Mecanismo de ataque do Reaper: o editor de scripts substitui o terminal

As principais características técnicas do Reaper passam por aproveitar o editor de scripts pré-instalado no sistema, em vez do terminal (as mais recentes atualizações do macOS da Apple já corrigiram vulnerabilidades relacionadas com o terminal). Fluxo do ataque: o site de transferências falsas aciona o editor de scripts via AppleScript com a URL applescript://; o código malicioso é ocultado com caracteres ASCII e espaços; após o utilizador clicar no botão de reprodução, o ataque é executado automaticamente; em seguida, é apresentado um diálogo falso de atualização de segurança da Apple, que solicita a introdução da password do computador.

Antes de roubar, o Reaper deteta o esquema de teclado do sistema — se estiver configurado para russo, o malware interrompe a operação; caso contrário, inicia o módulo de roubo de dados que imita o Atomic macOS Stealer (AMOS). Investigadores de segurança encontraram, na infraestrutura, um domínio com grafia incorreta que imita o da Microsoft (mlcrosoft[.]co[.]com).
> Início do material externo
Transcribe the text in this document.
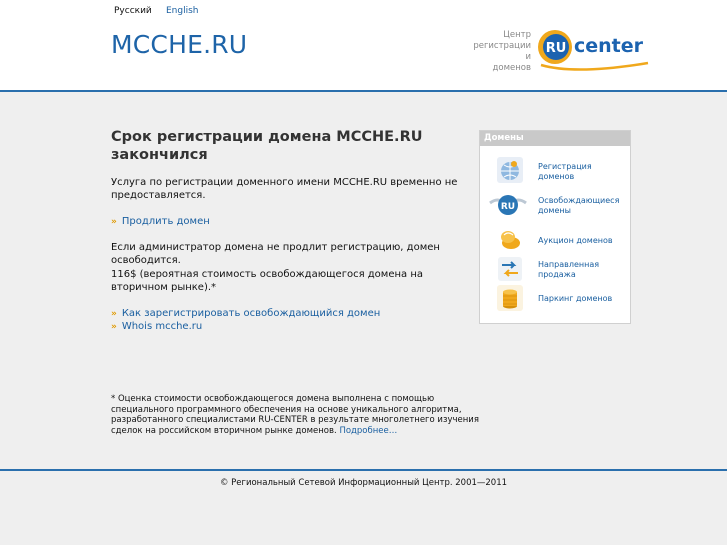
Русский English
MCCHE.RU	Центр
регистрации
и
доменов
RU center
Срок регистрации домена MCCHE.RU закончился

Услуга по регистрации доменного имени MCCHE.RU временно не предоставляется.

» Продлить домен

Если администратор домена не продлит регистрацию, домен освободится.

116$ (вероятная стоимость освобождающегося домена на вторичном рынке).*

» Как зарегистрировать освобождающийся домен
» Whois mcche.ru
* Оценка стоимости освобождающегося домена выполнена с помощью специального программного обеспечения на основе уникального алгоритма, разработанного специалистами RU-CENTER в результате многолетнего изучения сделок на российском вторичном рынке доменов. Подробнее…
Домены
Регистрация
доменов
RU
Освобождающиеся
домены
Аукцион доменов
Направленная
продажа
Паркинг доменов
© Региональный Сетевой Информационный Центр. 2001—2011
Objetivos do ataque e âmbito de fuga de dados

O âmbito de objetivos do ataque confirmado pelo Reaper inclui:

Carteiras de criptomoeda de secretária: Ledger Live, Trezor Suite, Exodus (modificação de código interno para intercetar transações)

Credenciais do navegador: senhas armazenadas em Chrome, Firefox e Edge; extensões de browser como 1Password e MetaMask

Tipos de ficheiro: .docx, .pdf, .xlsx, .wallet e .keys em pastas de secretária e de documentos (comprimidos em blocos ZIP de 70MB e enviados para um servidor de comando e controlo externo)

Mecanismo de persistência: instalação de uma backdoor disfarçada como diretório de atualizações de software Google

Perguntas frequentes

Qual é o caminho de infeção do malware Reaper?

De acordo com os relatórios da Cryptopolitan e da Moonlock, o Reaper propaga-se através de páginas de transferência falsas que se fazem passar por WeChat e Miro; o site aciona automaticamente o editor de scripts do sistema via AppleScript URL, carregando o código malicioso oculto; quando o utilizador clica no botão de reprodução do editor de scripts, o ataque é executado, seguido por um diálogo falso de atualização de segurança da Apple que leva a vítima a inserir a password do computador.

Como é que o Reaper modifica carteiras de criptomoeda?

O Reaper altera o código interno de aplicações de carteiras de criptomoeda de secretária como Ledger Live, Trezor Suite e Exodus, para que transações futuras de criptomoedas sejam intercetadas e redirecionadas para endereços controlados pelo atacante, sem que a vítima tenha conhecimento.

Como podem os utilizadores de macOS defender-se do Reaper?

Especialistas em segurança recomendam: verificar a origem da ligação de transferência antes de instalar qualquer programa novo; não introduzir a password do computador em janelas inesperadamente apresentadas; se um site solicitar a abertura do editor de scripts, fechar imediatamente essa página; usar ferramentas de segurança capazes de intercetar scripts ofuscados.